Die geschädigten Firmen bezahlten derweil die Löhne für die vermeintlichen Gipser. Die Angeklagten erstellten jeweils fingierte Einsatzrapporte und betrogen mit diesen Geisterarbeitern rund 770'000 Franken. Das Geld gaben sie vorwiegend in Spielcasinos, für Alkohol und Frauen aus.

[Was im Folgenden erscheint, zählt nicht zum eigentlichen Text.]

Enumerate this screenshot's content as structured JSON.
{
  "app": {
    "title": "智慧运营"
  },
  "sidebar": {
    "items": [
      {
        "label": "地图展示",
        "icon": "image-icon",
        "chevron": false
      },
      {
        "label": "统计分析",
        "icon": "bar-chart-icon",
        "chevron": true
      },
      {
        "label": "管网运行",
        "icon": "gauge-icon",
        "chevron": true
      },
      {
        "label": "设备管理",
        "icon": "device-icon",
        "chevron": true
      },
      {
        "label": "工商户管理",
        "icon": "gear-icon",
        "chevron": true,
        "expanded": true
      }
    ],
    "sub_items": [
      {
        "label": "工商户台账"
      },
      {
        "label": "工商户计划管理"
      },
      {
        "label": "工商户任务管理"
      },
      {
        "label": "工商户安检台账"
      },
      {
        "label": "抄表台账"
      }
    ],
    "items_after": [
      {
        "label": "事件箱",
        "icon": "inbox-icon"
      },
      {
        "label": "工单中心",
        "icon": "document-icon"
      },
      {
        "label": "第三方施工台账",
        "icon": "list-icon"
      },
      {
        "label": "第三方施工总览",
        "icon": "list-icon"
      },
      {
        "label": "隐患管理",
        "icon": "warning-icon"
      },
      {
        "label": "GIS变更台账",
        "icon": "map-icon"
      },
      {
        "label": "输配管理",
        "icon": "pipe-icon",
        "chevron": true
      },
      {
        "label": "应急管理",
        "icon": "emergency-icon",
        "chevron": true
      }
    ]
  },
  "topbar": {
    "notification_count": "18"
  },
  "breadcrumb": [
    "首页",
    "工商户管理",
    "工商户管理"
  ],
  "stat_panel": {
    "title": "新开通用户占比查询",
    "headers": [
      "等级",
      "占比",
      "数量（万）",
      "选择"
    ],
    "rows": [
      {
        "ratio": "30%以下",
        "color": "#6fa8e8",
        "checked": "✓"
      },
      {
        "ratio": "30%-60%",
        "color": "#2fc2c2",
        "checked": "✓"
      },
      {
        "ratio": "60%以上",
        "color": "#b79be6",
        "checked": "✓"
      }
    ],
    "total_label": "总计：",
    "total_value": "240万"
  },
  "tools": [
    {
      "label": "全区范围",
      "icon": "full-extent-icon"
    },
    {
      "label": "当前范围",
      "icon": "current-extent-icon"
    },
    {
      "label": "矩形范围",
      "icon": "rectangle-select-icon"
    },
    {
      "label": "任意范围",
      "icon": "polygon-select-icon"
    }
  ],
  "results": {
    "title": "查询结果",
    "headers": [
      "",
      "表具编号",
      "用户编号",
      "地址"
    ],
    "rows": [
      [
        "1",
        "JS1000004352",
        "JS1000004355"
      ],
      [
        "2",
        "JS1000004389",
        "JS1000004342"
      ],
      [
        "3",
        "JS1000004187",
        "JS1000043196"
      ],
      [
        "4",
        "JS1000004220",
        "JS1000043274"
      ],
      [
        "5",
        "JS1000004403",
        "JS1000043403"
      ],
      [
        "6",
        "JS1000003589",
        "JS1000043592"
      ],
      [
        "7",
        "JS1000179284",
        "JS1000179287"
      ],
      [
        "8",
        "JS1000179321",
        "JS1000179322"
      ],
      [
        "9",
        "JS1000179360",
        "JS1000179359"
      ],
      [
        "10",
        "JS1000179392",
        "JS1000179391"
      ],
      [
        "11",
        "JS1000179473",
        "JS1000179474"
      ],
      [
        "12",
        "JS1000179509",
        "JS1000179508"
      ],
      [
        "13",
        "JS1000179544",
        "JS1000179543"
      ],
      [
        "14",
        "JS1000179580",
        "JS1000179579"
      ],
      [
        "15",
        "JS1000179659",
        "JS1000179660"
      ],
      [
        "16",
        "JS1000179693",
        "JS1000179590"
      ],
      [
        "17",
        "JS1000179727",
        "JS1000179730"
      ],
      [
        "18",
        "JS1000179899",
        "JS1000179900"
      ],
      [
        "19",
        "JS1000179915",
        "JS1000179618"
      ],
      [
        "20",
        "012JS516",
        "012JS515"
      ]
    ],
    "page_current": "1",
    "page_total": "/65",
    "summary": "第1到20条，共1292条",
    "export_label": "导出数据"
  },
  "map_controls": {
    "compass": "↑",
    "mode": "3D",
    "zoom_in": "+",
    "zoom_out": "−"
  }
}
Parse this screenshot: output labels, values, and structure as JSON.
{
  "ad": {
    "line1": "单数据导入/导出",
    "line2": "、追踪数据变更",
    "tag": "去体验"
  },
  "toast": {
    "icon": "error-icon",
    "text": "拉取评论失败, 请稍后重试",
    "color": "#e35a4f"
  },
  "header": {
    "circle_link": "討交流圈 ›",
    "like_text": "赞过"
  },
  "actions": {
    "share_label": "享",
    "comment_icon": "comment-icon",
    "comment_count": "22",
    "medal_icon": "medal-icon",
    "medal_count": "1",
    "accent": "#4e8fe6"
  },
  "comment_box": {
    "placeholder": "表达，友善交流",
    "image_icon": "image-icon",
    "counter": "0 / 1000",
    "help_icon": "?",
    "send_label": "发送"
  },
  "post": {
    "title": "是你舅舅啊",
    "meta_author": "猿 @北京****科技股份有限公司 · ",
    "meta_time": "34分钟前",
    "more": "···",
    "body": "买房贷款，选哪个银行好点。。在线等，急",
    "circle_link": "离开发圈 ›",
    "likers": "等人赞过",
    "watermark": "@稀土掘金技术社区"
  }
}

Nur der Hautptangeklagte muss ins Gefängnis

In seinem heute veröffentlichten Urteil sprach das Gericht die drei grösstenteils geständigen Angeklagten schuldig. Ins Gefängnis muss aber nur noch der heute 30-jährige Hauptangeklagte. Er wurde zu einer teilbedingten Freiheitsstrafe von zweieinhalb Jahren verurteilt. Sechs Monate davon soll er noch verbüssen. Zudem soll er eine Busse von 2000 Franken bezahlen.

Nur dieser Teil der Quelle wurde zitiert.